Innovative Thinking - Get "Out of the Box"
- Jeff Gossett
- May 31, 2016
- 4 min read
“Get out of the box!” We’ve heard it over and over again, perhaps to the point of being tired of it regardless of whether it is good advice or not. Have you ever wondered where the phrase comes from? I really don’t know but years ago I heard a story that may provide a clue. It’s all about fleas.
We all know that fleas get from one place to another by jumping. A dog walks by and the fleas jump from the ground onto the dog. Someone once asked me, “Do you know how to train fleas?” I replied, “No,” and he proceeded to tell me this story.
Take a box and put some fleas in it. Then, place a lid the box. When the fleas try to jump out, they will hit the lid. Pretty soon, they learn that they can only jump as high as the lid. Now, here’s the really interesting part. Remove the lid. The fleas will jump out – right? Wrong! The fleas will jump no higher than the height of the lid that is no longer there! In essence, they are “in the box,” have learned they can only jump so high, and so are limited by their previous experience.
Is this where the phrase “out of the box” comes from? I don’t know but I do know this. Like the fleas, if associates try to get out of the box and provide ideas for improvement and aren’t listened to, just like the fleas they will soon learn that they can only jump so high and soon retreat back into their “box.”
Do you allow your associates to provide improvement suggestions, give consideration to them, and provide constructive feedback to the associates as to why their idea will or will not work? If not, you may be restricting their creativity and losing potentially valuable improvement suggestions.
Innovation – Baby Carrots
At one time or another, most of us have eaten the tender, delicious “baby carrots.” I can remember when they were first introduced that they immediately became extremely popular and most folks felt they were getting carrots that were harvested very early before they got big and tough. Nothing could be further from the truth.

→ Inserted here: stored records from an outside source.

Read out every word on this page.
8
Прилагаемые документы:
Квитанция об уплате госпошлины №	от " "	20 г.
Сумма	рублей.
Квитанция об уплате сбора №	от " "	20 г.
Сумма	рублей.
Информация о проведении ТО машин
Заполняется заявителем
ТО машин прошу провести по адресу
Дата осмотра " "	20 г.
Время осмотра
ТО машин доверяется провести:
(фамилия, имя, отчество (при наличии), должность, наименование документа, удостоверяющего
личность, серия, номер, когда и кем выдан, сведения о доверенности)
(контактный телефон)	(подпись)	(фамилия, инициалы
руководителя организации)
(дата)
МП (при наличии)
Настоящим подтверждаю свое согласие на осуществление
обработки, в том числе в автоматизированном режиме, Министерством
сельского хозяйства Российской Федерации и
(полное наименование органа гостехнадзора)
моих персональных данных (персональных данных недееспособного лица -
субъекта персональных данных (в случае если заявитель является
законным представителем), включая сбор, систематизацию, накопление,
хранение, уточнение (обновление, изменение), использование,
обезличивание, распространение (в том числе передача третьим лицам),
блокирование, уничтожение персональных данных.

For many, many years, carrots that were crooked or in some way “unattractive” were discarded, at a significant loss in profit for the growers and sellers. Then a creative entrepreneur named Mike Yoursek came up with an idea – “Why don’t I take all these rejected carrots, trim them into a nice attractive shape, and sell them as “baby carrots.” As they say, the rest is history.
How to Innovate
First, “get out of the box” and allow those reporting to you to do so also.
You can improve the chances of finding new opportunities if you are willing to question the status quo, look at familiar processes in new ways and listen to people with a point of view different from your own.
A number of cultural characteristics can accelerate innovation. The absence of even one of these can have a negative impact on our ability to innovate:
A willingness to learn.
A belief that there always is a better way.
A belief that everyone in the company, regardless of their position, can participate in innovation – innovation is part of everyone’s job.
Avoid “not invented here” thinking – be open to learning from others.
Be willing to ask “why.”
Humility and intellectual honesty:
A willingness to recognize the limits of our own knowledge and abilities.
A genuine openness to be proven wrong. Always be on the side of “truth” even when what you thought would work didn’t work.
Seek out new information even if it may contradict our own.
Using evidence rather than relying on past practice, emotion, or instinct.
Avoiding filtering information in order to fit it into a preconceived notion.
Leaders encourage and reward objectivity and intellectual honesty.
Effective collaboration and “challenge:”
Courageously speaking up and offerings a point of view different from the views of others.
Welcoming challenge and constructive feedback from others.
Sharing ideas across the company and not just in isolated “silos.”
Appropriate work methods:
Being action oriented and practical.
Building organizational networks and working to eliminate barriers to collaboration.
Effective goals and leadership:
Tapping into the energy and ingenuity of all associates.
Celebrate, rather than belittle, ideas – even the bad ones.
Establishing clear innovation goals so that innovation doesn’t fall victim to the urgent. Being consumed with the urgent eliminates innovation which in turn eliminates future possibilities.
Identifying gaps in existing capabilities, including talent and making appropriate investments.
Questions to ask:
When did I last change or propose to change part of my routine work?
When did I last offer a suggestion to a peer, my supervisor, or someone in another area?
Do I know the amount of freedom I have to change how things are done?
If I were designing my job today from scratch, which of my current activities would I keep? Which would I stop doing?
What outside organizations represent best practice in my area? What can I learn from them?
If we were not already doing them, which of our activities would we not start today? Which would we do in a different way?
How did I react the last time someone on my team suggested a change? What was the outcome?
How do I make sure that everyone on my team knows that innovation is essential?
Innovation Quotes
"Men who have excessive faith in their theories or ideas are not only ill prepared for making discoveries; they make very poor observations. Of necessity, they observe with a preconceived idea, and when they devise and experiment, they can see, in its results, only a confirmation of their theory.”
-Claude Bernard
"The thing is it’s very dangerous to have a fixed idea. A person with a fixed idea will always find some way of convincing himself that he is right.”